Tip: Chill the bowl and any utensils you will be using in the refrigerator before making the scones.
In a large bowl, combine flour, sugar, baking powder, ginger, and salt; whisk together to mix. With a pastry blender or two knives, cut chilled butter into the flour mixture until the mixture resembles coarse crumbs.
In a small bowl, stir the honey and chilled heavy cream together. Add the liquid mixture to the flour mixture; stir just until mixed. When making scones, work the dough quickly and do not over mix.
On a lightly floured board, shape and pat the dough into a 7-inch circle or rectangle, about 3/4 inches thick. Cut into wedges, squares or circles with a floured knife and place them 1-inch apart on the baking sheet. Scones can be cut into any shape you desire. Use a drinking glass to make circles, or cut into squares or wedges with a knife. Dip the edges of the cutter in flour to prevent the dough from sticking. Do not pat the edges of the scone down; instead leave the cuts as sharp as possible to allow the scones to rise in layers.
Brush the top of each scone with heavy cream. Sprinkle 1/4 teaspoon turbinado sugar on top of each scone.
Tip: Prior to baking, place the tray of scones in the refrigerator for about 5 to 10 minutes to ensures that the scones remain cold before baking.

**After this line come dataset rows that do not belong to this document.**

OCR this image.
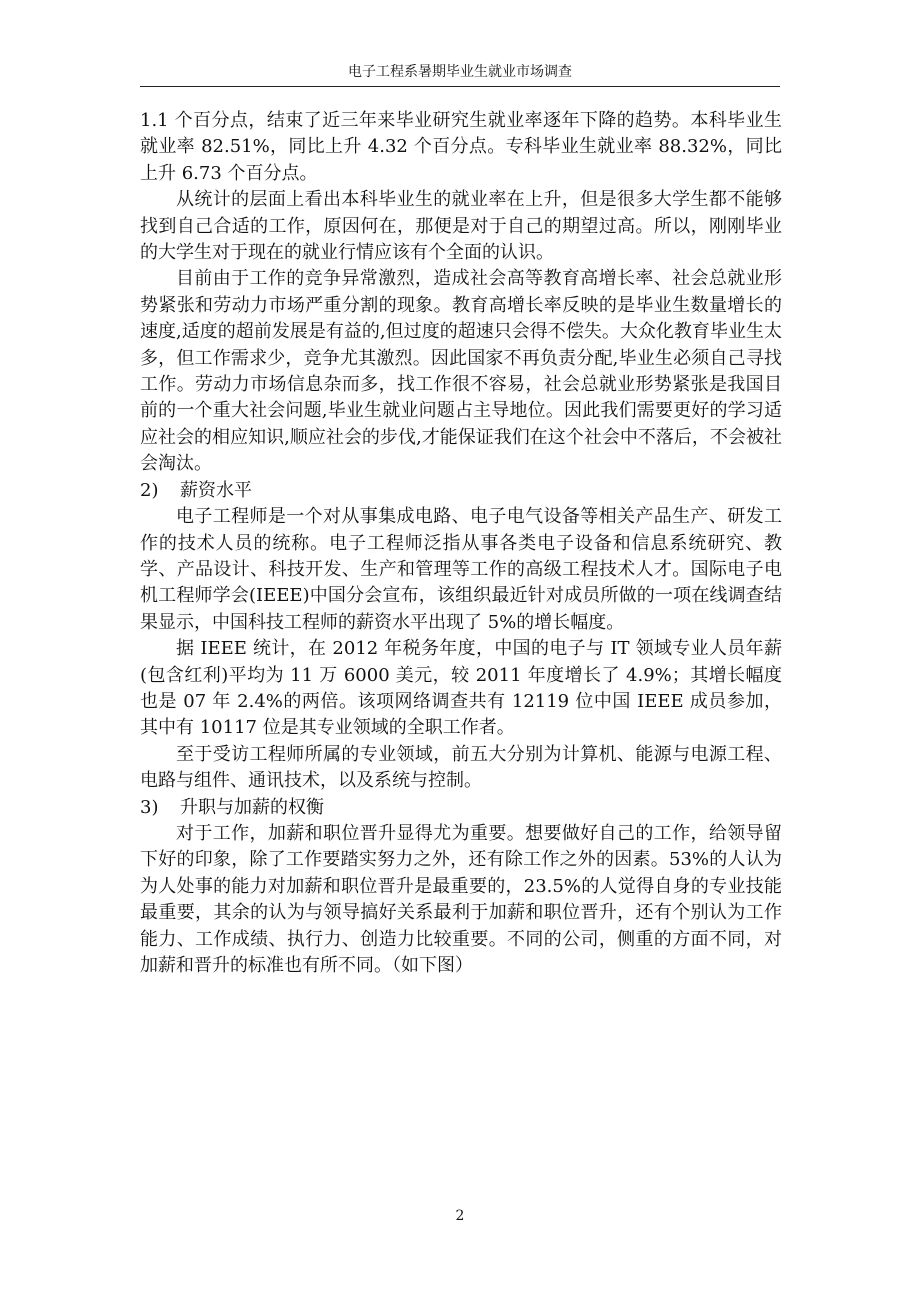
电子工程系暑期毕业生就业市场调查

1.1 个百分点，结束了近三年来毕业研究生就业率逐年下降的趋势。本科毕业生就业率 82.51%，同比上升 4.32 个百分点。专科毕业生就业率 88.32%，同比上升 6.73 个百分点。

从统计的层面上看出本科毕业生的就业率在上升，但是很多大学生都不能够找到自己合适的工作，原因何在，那便是对于自己的期望过高。所以，刚刚毕业的大学生对于现在的就业行情应该有个全面的认识。

目前由于工作的竞争异常激烈，造成社会高等教育高增长率、社会总就业形势紧张和劳动力市场严重分割的现象。教育高增长率反映的是毕业生数量增长的速度,适度的超前发展是有益的,但过度的超速只会得不偿失。大众化教育毕业生太多，但工作需求少，竞争尤其激烈。因此国家不再负责分配,毕业生必须自己寻找工作。劳动力市场信息杂而多，找工作很不容易，社会总就业形势紧张是我国目前的一个重大社会问题,毕业生就业问题占主导地位。因此我们需要更好的学习适应社会的相应知识,顺应社会的步伐,才能保证我们在这个社会中不落后，不会被社会淘汰。

2) 薪资水平

电子工程师是一个对从事集成电路、电子电气设备等相关产品生产、研发工作的技术人员的统称。电子工程师泛指从事各类电子设备和信息系统研究、教学、产品设计、科技开发、生产和管理等工作的高级工程技术人才。国际电子电机工程师学会(IEEE)中国分会宣布，该组织最近针对成员所做的一项在线调查结果显示，中国科技工程师的薪资水平出现了 5%的增长幅度。

据 IEEE 统计，在 2012 年税务年度，中国的电子与 IT 领域专业人员年薪(包含红利)平均为 11 万 6000 美元，较 2011 年度增长了 4.9%；其增长幅度也是 07 年 2.4%的两倍。该项网络调查共有 12119 位中国 IEEE 成员参加，其中有 10117 位是其专业领域的全职工作者。

至于受访工程师所属的专业领域，前五大分别为计算机、能源与电源工程、电路与组件、通讯技术，以及系统与控制。

3) 升职与加薪的权衡

对于工作，加薪和职位晋升显得尤为重要。想要做好自己的工作，给领导留下好的印象，除了工作要踏实努力之外，还有除工作之外的因素。53%的人认为为人处事的能力对加薪和职位晋升是最重要的，23.5%的人觉得自身的专业技能最重要，其余的认为与领导搞好关系最利于加薪和职位晋升，还有个别认为工作能力、工作成绩、执行力、创造力比较重要。不同的公司，侧重的方面不同，对加薪和晋升的标准也有所不同。（如下图）

2
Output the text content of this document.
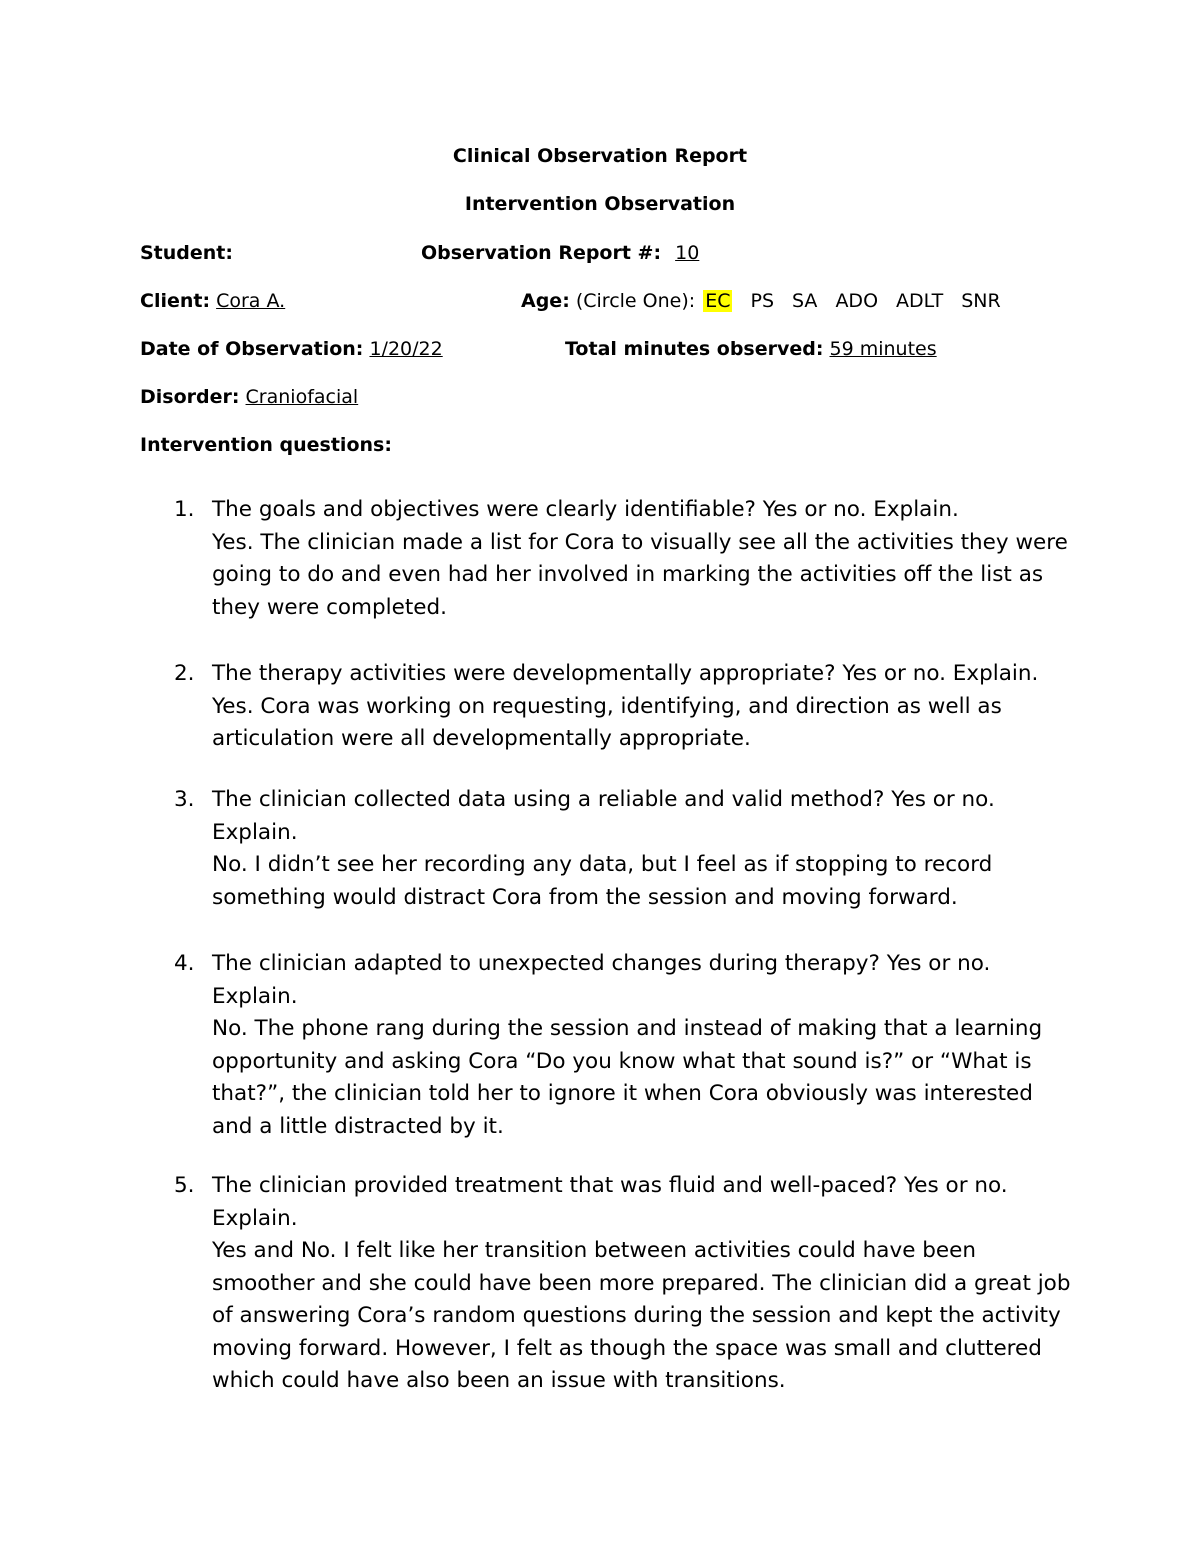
Clinical Observation Report
Intervention Observation
Student:	Observation Report #: 10
Client: Cora A.	Age: (Circle One): EC PS SA ADO ADLT SNR
Date of Observation: 1/20/22	Total minutes observed: 59 minutes
Disorder: Craniofacial
Intervention questions:
1. The goals and objectives were clearly identifiable? Yes or no. Explain.
Yes. The clinician made a list for Cora to visually see all the activities they were going to do and even had her involved in marking the activities off the list as they were completed.
2. The therapy activities were developmentally appropriate? Yes or no. Explain.
Yes. Cora was working on requesting, identifying, and direction as well as articulation were all developmentally appropriate.
3. The clinician collected data using a reliable and valid method? Yes or no. Explain.
No. I didn’t see her recording any data, but I feel as if stopping to record something would distract Cora from the session and moving forward.
4. The clinician adapted to unexpected changes during therapy? Yes or no. Explain.
No. The phone rang during the session and instead of making that a learning opportunity and asking Cora “Do you know what that sound is?” or “What is that?”, the clinician told her to ignore it when Cora obviously was interested and a little distracted by it.
5. The clinician provided treatment that was fluid and well-paced? Yes or no. Explain.
Yes and No. I felt like her transition between activities could have been smoother and she could have been more prepared. The clinician did a great job of answering Cora’s random questions during the session and kept the activity moving forward. However, I felt as though the space was small and cluttered which could have also been an issue with transitions.
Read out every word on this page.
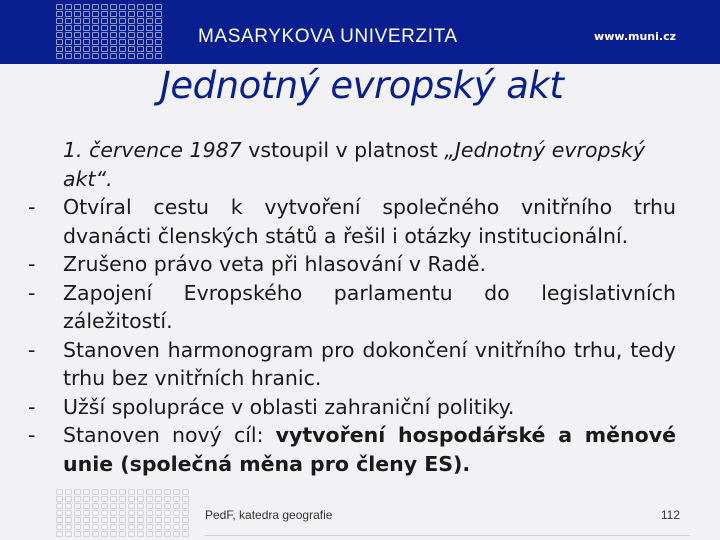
MASARYKOVA UNIVERZITA	www.muni.cz
Jednotný evropský akt
1. července 1987 vstoupil v platnost „Jednotný evropský akt“.
- Otvíral cestu k vytvoření společného vnitřního trhu dvanácti členských států a řešil i otázky institucionální.
- Zrušeno právo veta při hlasování v Radě.
- Zapojení Evropského parlamentu do legislativních záležitostí.
- Stanoven harmonogram pro dokončení vnitřního trhu, tedy trhu bez vnitřních hranic.
- Užší spolupráce v oblasti zahraniční politiky.
- Stanoven nový cíl: vytvoření hospodářské a měnové unie (společná měna pro členy ES).
PedF, katedra geografie	112
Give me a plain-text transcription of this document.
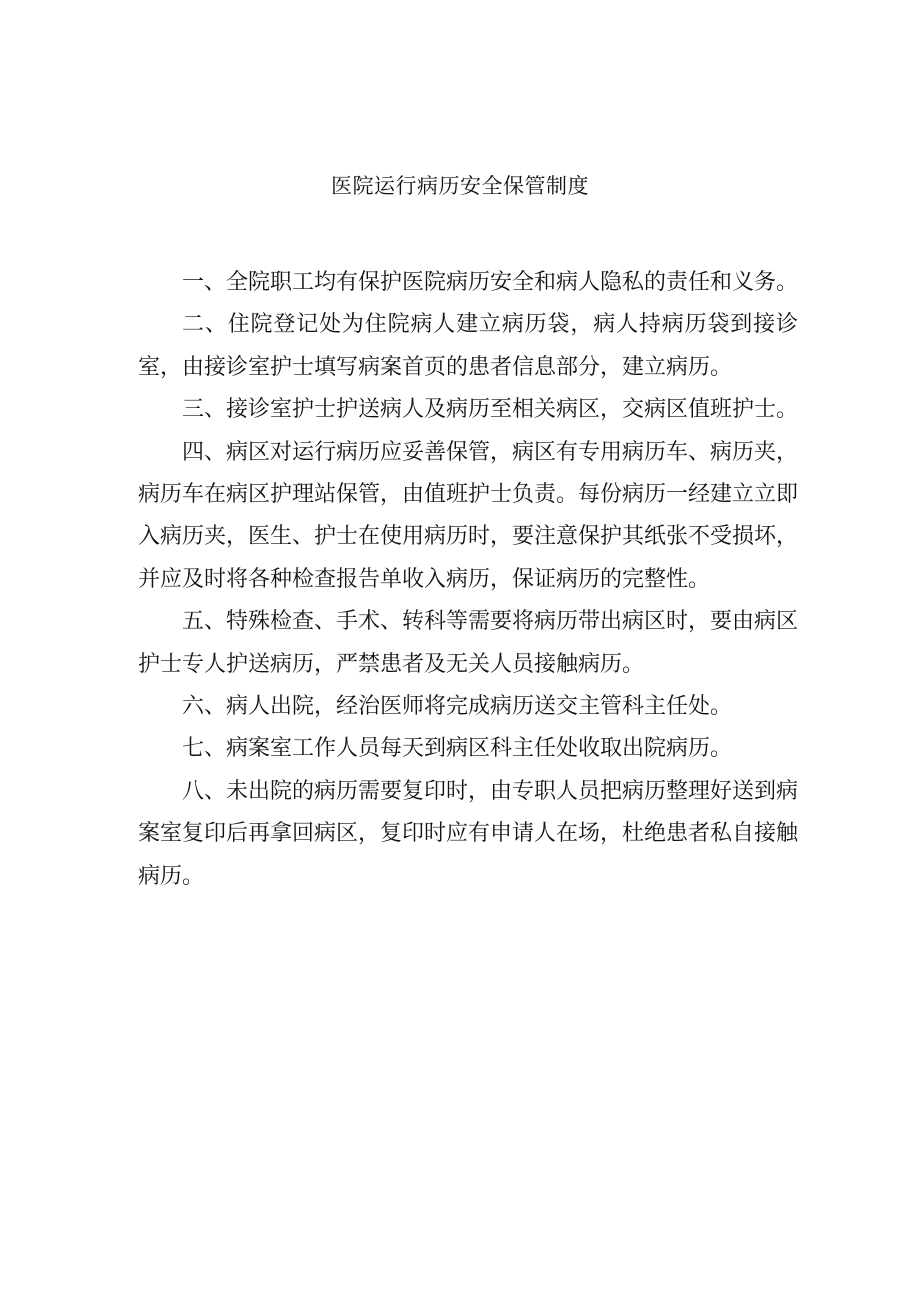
医院运行病历安全保管制度

一、全院职工均有保护医院病历安全和病人隐私的责任和义务。

二、住院登记处为住院病人建立病历袋，病人持病历袋到接诊室，由接诊室护士填写病案首页的患者信息部分，建立病历。

三、接诊室护士护送病人及病历至相关病区，交病区值班护士。

四、病区对运行病历应妥善保管，病区有专用病历车、病历夹，病历车在病区护理站保管，由值班护士负责。每份病历一经建立立即入病历夹，医生、护士在使用病历时，要注意保护其纸张不受损坏，并应及时将各种检查报告单收入病历，保证病历的完整性。

五、特殊检查、手术、转科等需要将病历带出病区时，要由病区护士专人护送病历，严禁患者及无关人员接触病历。

六、病人出院，经治医师将完成病历送交主管科主任处。

七、病案室工作人员每天到病区科主任处收取出院病历。

八、未出院的病历需要复印时，由专职人员把病历整理好送到病案室复印后再拿回病区，复印时应有申请人在场，杜绝患者私自接触病历。
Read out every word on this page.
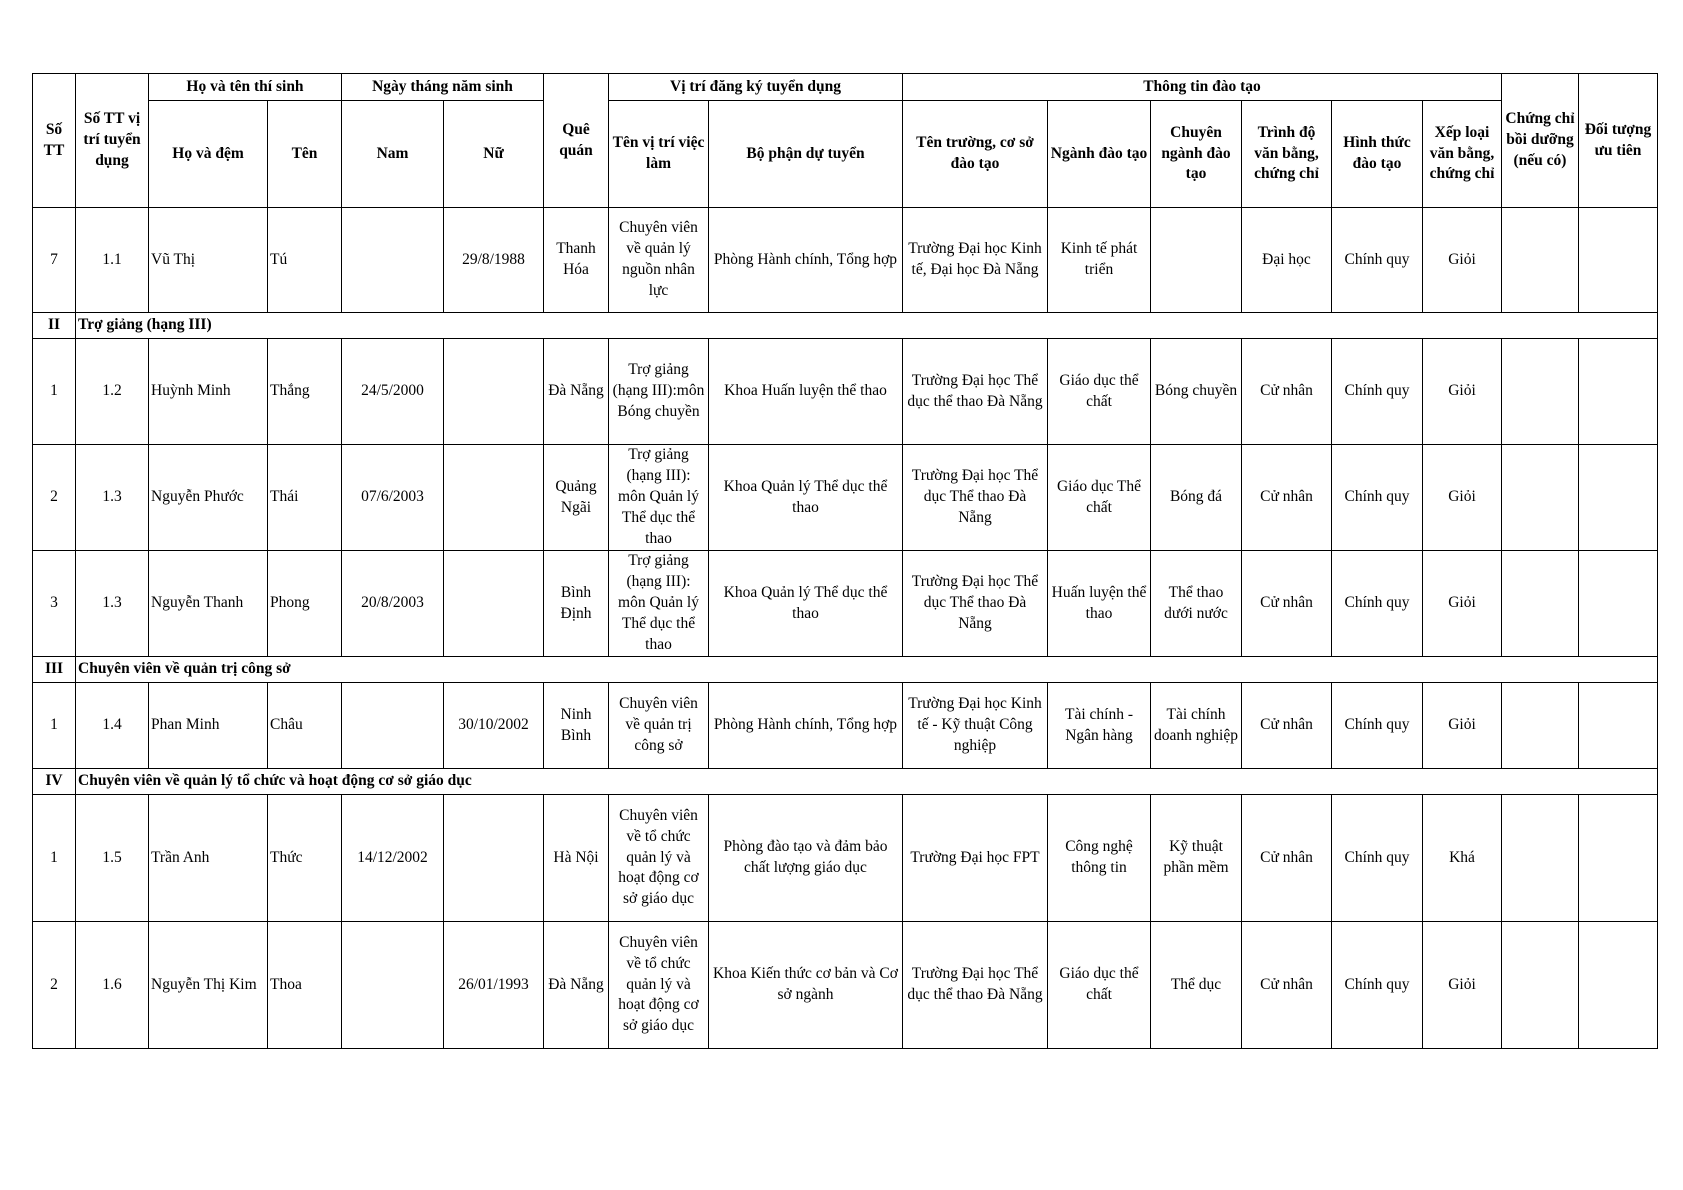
Số TT	Số TT vị trí tuyển dụng	Họ và tên thí sinh		Ngày tháng năm sinh		Quê quán	Vị trí đăng ký tuyển dụng		Thông tin đào tạo						Chứng chỉ bồi dưỡng (nếu có)	Đối tượng ưu tiên
		Họ và đệm	Tên	Nam	Nữ		Tên vị trí việc làm	Bộ phận dự tuyển	Tên trường, cơ sở đào tạo	Ngành đào tạo	Chuyên ngành đào tạo	Trình độ văn bằng, chứng chỉ	Hình thức đào tạo	Xếp loại văn bằng, chứng chỉ		
7	1.1	Vũ Thị	Tú		29/8/1988	Thanh Hóa	Chuyên viên về quản lý nguồn nhân lực	Phòng Hành chính, Tổng hợp	Trường Đại học Kinh tế, Đại học Đà Nẵng	Kinh tế phát triển		Đại học	Chính quy	Giỏi		
II	Trợ giảng (hạng III)															
1	1.2	Huỳnh Minh	Thắng	24/5/2000		Đà Nẵng	Trợ giảng (hạng III):môn Bóng chuyền	Khoa Huấn luyện thể thao	Trường Đại học Thể dục thể thao Đà Nẵng	Giáo dục thể chất	Bóng chuyền	Cử nhân	Chính quy	Giỏi		
2	1.3	Nguyễn Phước	Thái	07/6/2003		Quảng Ngãi	Trợ giảng (hạng III): môn Quản lý Thể dục thể thao	Khoa Quản lý Thể dục thể thao	Trường Đại học Thể dục Thể thao Đà Nẵng	Giáo dục Thể chất	Bóng đá	Cử nhân	Chính quy	Giỏi		
3	1.3	Nguyễn Thanh	Phong	20/8/2003		Bình Định	Trợ giảng (hạng III): môn Quản lý Thể dục thể thao	Khoa Quản lý Thể dục thể thao	Trường Đại học Thể dục Thể thao Đà Nẵng	Huấn luyện thể thao	Thể thao dưới nước	Cử nhân	Chính quy	Giỏi		
III	Chuyên viên về quản trị công sở															
1	1.4	Phan Minh	Châu		30/10/2002	Ninh Bình	Chuyên viên về quản trị công sở	Phòng Hành chính, Tổng hợp	Trường Đại học Kinh tế - Kỹ thuật Công nghiệp	Tài chính - Ngân hàng	Tài chính doanh nghiệp	Cử nhân	Chính quy	Giỏi		
IV	Chuyên viên về quản lý tổ chức và hoạt động cơ sở giáo dục															
1	1.5	Trần Anh	Thức	14/12/2002		Hà Nội	Chuyên viên về tổ chức quản lý và hoạt động cơ sở giáo dục	Phòng đào tạo và đảm bảo chất lượng giáo dục	Trường Đại học FPT	Công nghệ thông tin	Kỹ thuật phần mềm	Cử nhân	Chính quy	Khá		
2	1.6	Nguyễn Thị Kim	Thoa		26/01/1993	Đà Nẵng	Chuyên viên về tổ chức quản lý và hoạt động cơ sở giáo dục	Khoa Kiến thức cơ bản và Cơ sở ngành	Trường Đại học Thể dục thể thao Đà Nẵng	Giáo dục thể chất	Thể dục	Cử nhân	Chính quy	Giỏi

Bake 12 to 15 minutes or until the scones are very lightly browned. A good check is to use an instant digital thermometer to test your scones. The temperature of the scones should be at 200 degrees F. when done.
Remove scones from baking sheets and place on wire racks to cool.
Makes 6 to 8 scones.
* Why do your ingredients need to be cold? It is important that your ingredients (both fats, liquids, and eggs) remain cold. The purpose is to keep the butter solid and not let it melt. If your dough is kept cold, it will have little bits of dispersed butter. In the heat of the oven, that butter melts into the dough but leaves pockets and layers in the scones. If it is hot in your kitchen, freeze your butter before making scones. Cold butter makes scones rise higher!
** Turbinado sugar: This sugar is raw sugar which has been partially processed, where only the surface molasses has been washed off. It has a blond color and mild brown sugar flavor, and is often used in tea and other beverages.